1º- Não deve haver nada mais inglório do que acabar uma carreira de 24 de jornalismo num gabinete de um director de recursos humanos.
2º- Não deve haver nada mais inglório do que ter de enfrentar sozinha um destes seres anónimos e transitórios, sem uma única palavra de explicação, de apoio e de solidariedade de quem devia e podia.
3º- Não deve haver nada mais inglório do que ser destratada e desconsiderada e humilhada e coagida a assinar um contrato de rescisão, tudo menos amigável.
4º- Este meu despedimento não foi a pior coisa que me aconteceu naquela redacção. Foi apenas a última.
5º- Não guardo qualquer ressentimento em relação a esta direcção. É tão má como qualquer outra anterior (sem contar obviamente com a do Carlos Cáceres Monteiro, o único director, grande-repórter, líder que conheci). Estes apenas fazem o que lhes mandam- e mal. São outros seres anónimos e transitórios. E estão assustados (no sentido brechtiano do termo)
6º- Cometi um erro: foi levar o jornalismo demasiado a sério, quando ele não queria ser levado a sério.
7º- Não, cometi, dois erros: o de a certa altura da minha vida ter colocado o jornalismo à frente de tudo. Da literatura, sim (comecei a escrever muito tarde), dos meus próprios filhos, quando eram pequenos – e isto dói.

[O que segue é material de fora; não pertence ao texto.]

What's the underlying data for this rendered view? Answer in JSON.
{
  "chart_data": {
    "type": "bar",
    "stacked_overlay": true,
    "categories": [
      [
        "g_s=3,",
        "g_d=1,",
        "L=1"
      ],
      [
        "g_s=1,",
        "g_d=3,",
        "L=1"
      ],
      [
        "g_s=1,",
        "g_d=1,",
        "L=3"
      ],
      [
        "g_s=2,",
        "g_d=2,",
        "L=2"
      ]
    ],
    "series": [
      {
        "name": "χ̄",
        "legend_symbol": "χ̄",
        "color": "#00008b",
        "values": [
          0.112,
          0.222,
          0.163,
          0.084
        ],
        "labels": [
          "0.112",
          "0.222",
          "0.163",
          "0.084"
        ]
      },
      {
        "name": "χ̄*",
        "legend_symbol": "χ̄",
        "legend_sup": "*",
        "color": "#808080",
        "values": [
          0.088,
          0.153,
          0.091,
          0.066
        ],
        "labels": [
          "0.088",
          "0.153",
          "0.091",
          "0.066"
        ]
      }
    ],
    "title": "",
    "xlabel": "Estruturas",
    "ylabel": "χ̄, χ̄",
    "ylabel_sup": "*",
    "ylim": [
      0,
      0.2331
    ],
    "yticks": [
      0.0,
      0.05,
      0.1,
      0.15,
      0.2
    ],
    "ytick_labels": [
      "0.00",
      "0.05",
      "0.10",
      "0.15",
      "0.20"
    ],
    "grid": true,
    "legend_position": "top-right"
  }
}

8º- Terceiro erro (há sempre um terceiro): estava sempre tão atolada em trabalho, tão concentrada nas reportagens, nas entrevistas, numa correria, cheia de entusiasmos – o que não faz mal nenhum porque era muito nova, tinha muita energia, mas tinha muita ingenuidade também. Resultado: nunca dei conta, a tempo, de como a incompetência e falta de talento estão associadas, por sua vez, a um talento desmesurado para a intriga e para o 'mau coleguismo'. Palavra que não fazia ideia de que a inveja podia ser uma força tão mobilizadora.
9º- No jornalismo conheci as piores pessoas, as mais cobardes, as mais desleais, as mais mesquinhas, as mais medíocres, as mais desinteressantes, as mais incompetentes, as mais desonestas, algumas nem sabia que podiam existir (achava que era só nos livros, enfim)… Mas depois conheci pessoas maravilhosas que se tornaram amigas de infância. E isso vale tudo e apaga o resto.
10º- Por causa do jornalismo contactei de perto com personalidades admiráveis, fui a sítios onde jamais iria, conheci mundos outros. Nunca cometi nenhum erro grosseiro, nunca falhei um prazo, nunca me atrasei na entrega de algum trabalho… Devo-lhe muito, mas não farei as pazes com o jornalismo tão cedo. Talvez um dia. Porque o trabalho é um direito, não apenas um dever, a minha vontade é, juro, ir-me embora, sair do país, ir fazer voluntariado para um sítio longínquo e perigoso, onde não me considerem «dispensável». . Bom… depois do Natal logo vejo…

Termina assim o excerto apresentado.